Roma è un crocevia di spie provenienti da tutti i paesi del mondo. Agenti segreti, infiltrati e sotto copertura si aggirano, più o meno identificati, facendo la spola tra le ambasciate, le sedi istituzionali, le organizzazioni umanitarie che costellano la Capitale e lo Stato del Vaticano. Un centro di interessi politici ed economici che ha davvero ben pochi rivali. Qualcuno forse sfugge o è sfuggito, alle operazioni di controspionaggio della nostra intelligence. Altri, probabilmente, sono monitorati. Altri ancora, come in ogni spy story che si rispetti, si dileguano nel nulla e risultano come mai esistiti. La vicenda del nordcoreano Kim Su-Gwang, con tutti i suoi alias, scoperta da Il Foglio, è solo una parte della complessa e fitta rete di spie che si muove nel nostro paese. Al momento, infatti, l'attenzione sarebbe rivolta anche ad un gruppo di iraniani che vivono a Roma e di cui le vere attività non sono molto chiare. Già dagli anni '80, infatti, i servizi segreti iraniani operano nella Capitale sotto mentite spoglie, che spesso possono essere anche quelle di giornalisti. Nei fatti, però, sono dei veri e propri informatori che hanno accesso a numerosi luoghi e tessono infinite relazioni. In particolare questo gruppo eserciterebbe un'attività di spionaggio contro i dissidenti dell'Iran che vivono nel nostro paese, i mujihadden e khalk (Mek). Più di una volta, infatti, i presunti giornalisti iraniani sono stati notati, durante le manifestazioni di piazza dei Mek, in atteggiamenti insoliti. Un gioco sottile quanto pericoloso, che disegna però una trama di spionaggio cheè radicata da anni. In passato, inoltre, fu scovato anche un gruppo di spie russe, mai perseguiti anche se segnalati alla polizia giudiziaria.

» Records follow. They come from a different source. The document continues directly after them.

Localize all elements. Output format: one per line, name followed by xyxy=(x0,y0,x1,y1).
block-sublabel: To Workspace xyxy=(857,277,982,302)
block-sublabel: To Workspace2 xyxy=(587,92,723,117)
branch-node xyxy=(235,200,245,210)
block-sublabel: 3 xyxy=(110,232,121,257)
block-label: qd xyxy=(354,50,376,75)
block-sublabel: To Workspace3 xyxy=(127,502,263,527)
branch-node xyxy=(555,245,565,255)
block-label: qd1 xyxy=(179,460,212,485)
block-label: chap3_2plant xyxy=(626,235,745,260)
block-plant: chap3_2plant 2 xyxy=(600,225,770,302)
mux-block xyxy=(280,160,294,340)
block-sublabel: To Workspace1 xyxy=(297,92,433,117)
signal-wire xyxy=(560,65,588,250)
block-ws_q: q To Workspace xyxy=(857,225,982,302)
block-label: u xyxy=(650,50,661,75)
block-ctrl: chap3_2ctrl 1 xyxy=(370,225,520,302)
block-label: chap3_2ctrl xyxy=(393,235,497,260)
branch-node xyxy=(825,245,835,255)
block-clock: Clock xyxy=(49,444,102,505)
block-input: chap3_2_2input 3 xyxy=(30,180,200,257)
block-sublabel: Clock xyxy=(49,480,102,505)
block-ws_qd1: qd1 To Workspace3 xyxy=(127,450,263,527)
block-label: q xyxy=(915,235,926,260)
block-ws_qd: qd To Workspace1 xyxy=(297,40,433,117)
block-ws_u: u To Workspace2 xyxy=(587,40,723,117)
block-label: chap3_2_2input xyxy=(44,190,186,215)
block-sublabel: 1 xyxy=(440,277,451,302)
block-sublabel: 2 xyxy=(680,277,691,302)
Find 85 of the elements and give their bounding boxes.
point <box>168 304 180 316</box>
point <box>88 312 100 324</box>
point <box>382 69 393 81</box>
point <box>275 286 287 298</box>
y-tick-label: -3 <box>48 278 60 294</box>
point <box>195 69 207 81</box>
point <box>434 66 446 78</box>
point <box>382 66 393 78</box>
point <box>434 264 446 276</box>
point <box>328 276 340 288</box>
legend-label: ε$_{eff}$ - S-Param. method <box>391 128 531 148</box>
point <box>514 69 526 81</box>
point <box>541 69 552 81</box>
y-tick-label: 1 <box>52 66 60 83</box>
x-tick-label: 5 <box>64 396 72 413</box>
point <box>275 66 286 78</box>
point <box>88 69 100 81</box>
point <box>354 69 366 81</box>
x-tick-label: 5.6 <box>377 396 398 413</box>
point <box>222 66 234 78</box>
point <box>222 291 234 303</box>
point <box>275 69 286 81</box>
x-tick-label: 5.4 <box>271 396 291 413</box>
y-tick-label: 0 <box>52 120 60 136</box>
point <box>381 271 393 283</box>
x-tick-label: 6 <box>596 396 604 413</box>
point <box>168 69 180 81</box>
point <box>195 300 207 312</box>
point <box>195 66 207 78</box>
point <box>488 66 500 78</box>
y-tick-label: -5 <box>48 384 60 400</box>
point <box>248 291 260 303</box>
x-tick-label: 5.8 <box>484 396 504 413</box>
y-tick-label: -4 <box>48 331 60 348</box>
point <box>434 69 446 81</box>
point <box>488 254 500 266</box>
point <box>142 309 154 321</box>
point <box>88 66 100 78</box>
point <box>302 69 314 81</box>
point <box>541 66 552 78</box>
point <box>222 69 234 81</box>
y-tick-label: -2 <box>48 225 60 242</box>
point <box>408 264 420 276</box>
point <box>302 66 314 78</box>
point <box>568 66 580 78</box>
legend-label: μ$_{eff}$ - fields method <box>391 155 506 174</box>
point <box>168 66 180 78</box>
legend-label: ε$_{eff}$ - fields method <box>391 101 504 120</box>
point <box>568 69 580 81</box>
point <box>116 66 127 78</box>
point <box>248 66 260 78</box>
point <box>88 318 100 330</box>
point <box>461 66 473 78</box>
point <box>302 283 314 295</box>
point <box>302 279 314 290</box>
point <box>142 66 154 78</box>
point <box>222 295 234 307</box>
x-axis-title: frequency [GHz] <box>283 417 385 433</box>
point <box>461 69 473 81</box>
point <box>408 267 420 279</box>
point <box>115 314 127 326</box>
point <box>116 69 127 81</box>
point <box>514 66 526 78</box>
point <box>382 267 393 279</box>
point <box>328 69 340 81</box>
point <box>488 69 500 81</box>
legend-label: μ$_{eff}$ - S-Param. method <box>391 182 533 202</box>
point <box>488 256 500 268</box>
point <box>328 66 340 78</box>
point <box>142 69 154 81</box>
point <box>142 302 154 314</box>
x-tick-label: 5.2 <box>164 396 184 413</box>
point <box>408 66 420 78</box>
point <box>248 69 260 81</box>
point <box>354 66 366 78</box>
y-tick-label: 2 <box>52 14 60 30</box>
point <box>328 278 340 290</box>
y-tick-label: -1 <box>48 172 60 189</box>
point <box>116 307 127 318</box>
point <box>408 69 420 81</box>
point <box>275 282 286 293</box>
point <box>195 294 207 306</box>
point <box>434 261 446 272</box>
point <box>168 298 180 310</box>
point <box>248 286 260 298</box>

All'interno delle organizzazioni umanitarie, poi, secondo fonti investigative, si trova il più grande ricettacolo di agenti sotto copertura che, grazie a qualcosa di molto simile alle immunità diplomatiche, riescono ad arrivare e vivere in Italia, anche per lunghi periodi, operando come vere e proprie spie.
Tornando al nordcoreano, alcune fonti intelligence specificano che
Su-Gwang «era noto ai nostri servizi già dal 2003». La sua condizione di
funzionario del World Food Program, che gli concedeva una immunità
diplomatica come per altri esponenti delle agenzie Onu, sarebbe stata
una copertura per raccogliere informazioni sui programmi nucleari di
altri paesi. L'Italia, spiega ancora la fonte, «non essendo un paese che
sviluppa tale attività non poteva rappresentare una fonte diretta di
informazioni. Da Roma, invece, Kim poteva accedere a notizie che
riguardavano altri Stati». Ad ogni modo la prima segnalazione della
nostra intelligence sarebbe pervenuta agli inizi del 2004, quando i
nostri 007 hanno comunicato agli Stati Uniti il profilo equivoco del
personaggio. Da quel momento in poi, Su-Gwang sarebbe finito sotto
stretta osservazione «per ricostruire la sua fitta rete di relazioni».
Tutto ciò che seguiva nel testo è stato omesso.